When it comes to the subsidies already distributed, including the Cultural Recovery Fund, Goldsmith is less than impressed, as he points out in his Express piece: “The way our industry has been treated is appalling. A committee of the good, the great and the useless dished out £1.75 billion to the arts – there are so many experts in the industry who could have helped, but we were never given the opportunity.”

He tells Access, “We have the best experts in the world, people who can build a town overnight, who really understand the business; what is needed and where it is needed, but they chose a ballerina and book publisher to do the distribution. It’s nuts.”

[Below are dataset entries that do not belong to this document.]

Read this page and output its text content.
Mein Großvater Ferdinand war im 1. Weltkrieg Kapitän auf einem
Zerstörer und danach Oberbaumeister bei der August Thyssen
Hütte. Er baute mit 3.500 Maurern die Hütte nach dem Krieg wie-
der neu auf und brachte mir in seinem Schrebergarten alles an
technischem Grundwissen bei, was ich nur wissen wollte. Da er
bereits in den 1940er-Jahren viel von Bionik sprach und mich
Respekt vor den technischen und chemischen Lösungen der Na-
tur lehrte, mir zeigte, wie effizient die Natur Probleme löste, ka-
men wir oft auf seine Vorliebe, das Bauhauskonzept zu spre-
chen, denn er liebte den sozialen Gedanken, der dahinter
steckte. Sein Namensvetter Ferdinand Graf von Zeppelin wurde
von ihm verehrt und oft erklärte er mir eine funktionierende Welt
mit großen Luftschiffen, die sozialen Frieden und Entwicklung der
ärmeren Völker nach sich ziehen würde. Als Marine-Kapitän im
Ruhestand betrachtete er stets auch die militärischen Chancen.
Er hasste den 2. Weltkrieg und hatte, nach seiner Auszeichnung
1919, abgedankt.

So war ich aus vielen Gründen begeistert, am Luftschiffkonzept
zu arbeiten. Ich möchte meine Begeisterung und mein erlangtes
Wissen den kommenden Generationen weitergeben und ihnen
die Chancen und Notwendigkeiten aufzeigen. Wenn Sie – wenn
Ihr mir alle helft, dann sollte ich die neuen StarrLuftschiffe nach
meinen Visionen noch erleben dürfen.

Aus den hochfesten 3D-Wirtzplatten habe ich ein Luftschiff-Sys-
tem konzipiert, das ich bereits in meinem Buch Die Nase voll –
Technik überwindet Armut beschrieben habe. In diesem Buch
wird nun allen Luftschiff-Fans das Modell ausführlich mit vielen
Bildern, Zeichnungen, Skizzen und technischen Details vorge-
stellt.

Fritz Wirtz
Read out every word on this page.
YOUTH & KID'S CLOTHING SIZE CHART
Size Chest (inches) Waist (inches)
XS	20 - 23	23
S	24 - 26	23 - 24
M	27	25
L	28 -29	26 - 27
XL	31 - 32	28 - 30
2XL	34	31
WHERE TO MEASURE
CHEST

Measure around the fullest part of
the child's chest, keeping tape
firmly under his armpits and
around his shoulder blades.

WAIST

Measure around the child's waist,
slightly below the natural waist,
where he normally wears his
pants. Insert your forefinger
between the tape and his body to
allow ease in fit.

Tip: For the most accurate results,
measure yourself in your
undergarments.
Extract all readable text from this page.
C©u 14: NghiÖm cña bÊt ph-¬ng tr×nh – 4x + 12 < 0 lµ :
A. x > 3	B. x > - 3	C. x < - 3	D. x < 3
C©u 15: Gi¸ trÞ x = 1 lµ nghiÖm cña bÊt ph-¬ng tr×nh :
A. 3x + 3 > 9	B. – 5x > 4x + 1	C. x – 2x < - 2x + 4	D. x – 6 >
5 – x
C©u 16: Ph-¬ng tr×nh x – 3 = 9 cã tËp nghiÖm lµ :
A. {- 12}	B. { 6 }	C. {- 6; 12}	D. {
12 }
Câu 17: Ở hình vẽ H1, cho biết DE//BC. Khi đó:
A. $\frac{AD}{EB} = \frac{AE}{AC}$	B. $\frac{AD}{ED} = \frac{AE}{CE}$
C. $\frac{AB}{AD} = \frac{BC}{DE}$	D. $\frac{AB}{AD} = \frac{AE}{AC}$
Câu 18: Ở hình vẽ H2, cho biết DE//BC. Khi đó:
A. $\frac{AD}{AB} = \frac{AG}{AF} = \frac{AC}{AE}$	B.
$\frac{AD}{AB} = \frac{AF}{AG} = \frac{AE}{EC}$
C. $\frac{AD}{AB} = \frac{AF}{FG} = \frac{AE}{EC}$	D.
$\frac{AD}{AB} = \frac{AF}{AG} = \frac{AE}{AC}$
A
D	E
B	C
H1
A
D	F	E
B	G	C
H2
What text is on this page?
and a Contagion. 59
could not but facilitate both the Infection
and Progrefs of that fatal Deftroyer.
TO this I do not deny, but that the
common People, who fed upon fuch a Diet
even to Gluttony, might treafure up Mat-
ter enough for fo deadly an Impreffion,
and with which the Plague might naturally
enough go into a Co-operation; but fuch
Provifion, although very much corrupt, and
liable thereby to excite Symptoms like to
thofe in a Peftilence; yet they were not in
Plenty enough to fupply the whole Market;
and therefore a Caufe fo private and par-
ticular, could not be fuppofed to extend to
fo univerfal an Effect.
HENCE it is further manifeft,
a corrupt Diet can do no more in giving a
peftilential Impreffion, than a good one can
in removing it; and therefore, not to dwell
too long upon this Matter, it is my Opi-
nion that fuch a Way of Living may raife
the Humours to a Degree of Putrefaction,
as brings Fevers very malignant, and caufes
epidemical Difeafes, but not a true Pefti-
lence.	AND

The promoter is currently working on a Covid-safe, reduced-capacity, show at the Brighton Centre (cap, 4,500) by Jools Holland and his Rhythm & Blues Orchestra on 11 December.

“The idea is to create an atmosphere in a big space by covering the tiers over and creating a club-style show with tables, so it will feel full. There will be an audience of around 500. I want to use it as a test bed to try to create the protocols going forward but I can’t get anything out of the Government as to what will be acceptable,” says Goldsmith.

He is calling on the Government to provide a Covid-safe protocol that would be applicable for all formats of events from concerts and conferences to weddings.

Says Goldsmith, “The whole idea, as far as I am concerned, is to create a bubble within a bubble so that everyone attending an event are all tested and found to be negative before they walk in the door. On that basis I can’t see why we can’t get back to business.”

OIOV was born from an idea by creative agency Smyle’s Rick Stainton and Mash Media. It is fronted by the Business Visits and Events Partnership.